About 70 acres of land under threat of development have been preserved and added into the state forest system managed by the Pennsylvania Department of Conservation and Natural Resources.
The two tracts in Berks County – one of 15.5 acres and a second of 56 acres – were acquired through the cooperation of Natural Lands, a non-profit focused on preserving open spaces and public access to them. Natural Lands has added more than 660 acres to the state forest system.
“In addition to adding valuable recreation opportunities, these tracts of land are key in connecting our trails and protecting our woodland habitats,” DCNR State Forester Ellen Shultzabarger said. “The addition of these lands will pay dividends for generations. Conserving tracts of forest in this region of the state is critical in reaching that goal.”
The first property is the 15.5-acre Bucci parcel, which Natural Lands purchased and immediately transferred to the DCNR for addition to the Gibraltar Hill Tract of William Penn State Forest.
Located in Robeson Township in southern Berks County, the land provides direct access to the Thun section of the Schuylkill River Trail and protects the scenic views along the trail, which is a multi-use path that will eventually extend 120 miles from Frackville in Schuylkill County to Philadelphia.
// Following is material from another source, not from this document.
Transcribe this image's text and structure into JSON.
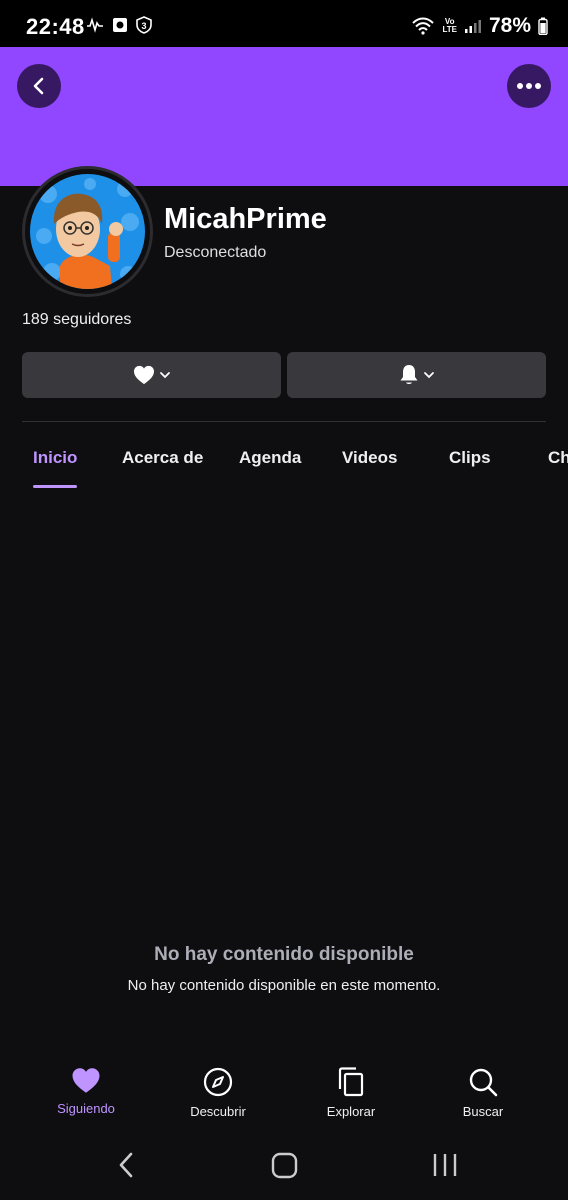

“The land has been in our family for more than 50 years,” James Bucci noted. “I have fond memories of hiking Gibraltar Hill with my father when I was a teenager and, later, of hunting for morel mushrooms with my son.”
The second property is the 56-acre White Acres parcel in Heidelberg and South Heidelberg townships in eastern Pennsylvania. It was added to the George Wertz Tract of William Penn State Forest and provides important densely wooded habitat for wildlife, including several species of migratory songbirds whose populations are in decline globally.
“Our property has been in our family for three generations. We are thankful for the blessings of living in a beautiful place,” Jim White said. “As we pass along the forest land to Natural Lands and the Bureau of Forestry, we are thankful that it will stay in its natural state for generations to come.”
Both properties boast mature woodlands.
“There’s never been a time where protected open space has been more important,” Natural Lands President Oliver Bass said. “Visitation to our region’s parks, preserves and trail systems has exploded since the start of the COVID-19 pandemic as people look for safe opportunities for recreation and stress relief. Add to that the pivotal point to which we’ve all arrived in the climate crisis, investing in open space is an investment in our quality of life, our health and our future.”
Without protection, those views and the beautiful woodland habitat could have been lost to development.
A two-year conservation effort, led by Natural Lands and the Department of Conservation and Natural Resources, brought together federal and state funds to acquire the properties.
The federal Highlands Conservation Act, a fund established to protect an almost unbroken band of forested hills running through Connecticut, New York, New Jersey and Pennsylvania, provided leadership funding for the preservation.
The tracts lie within the Schuylkill Highlands, a DCNR-designated region at the nexus of two landscapes that have been prioritized for protection: the Highlands and the Schuylkill River Watershed.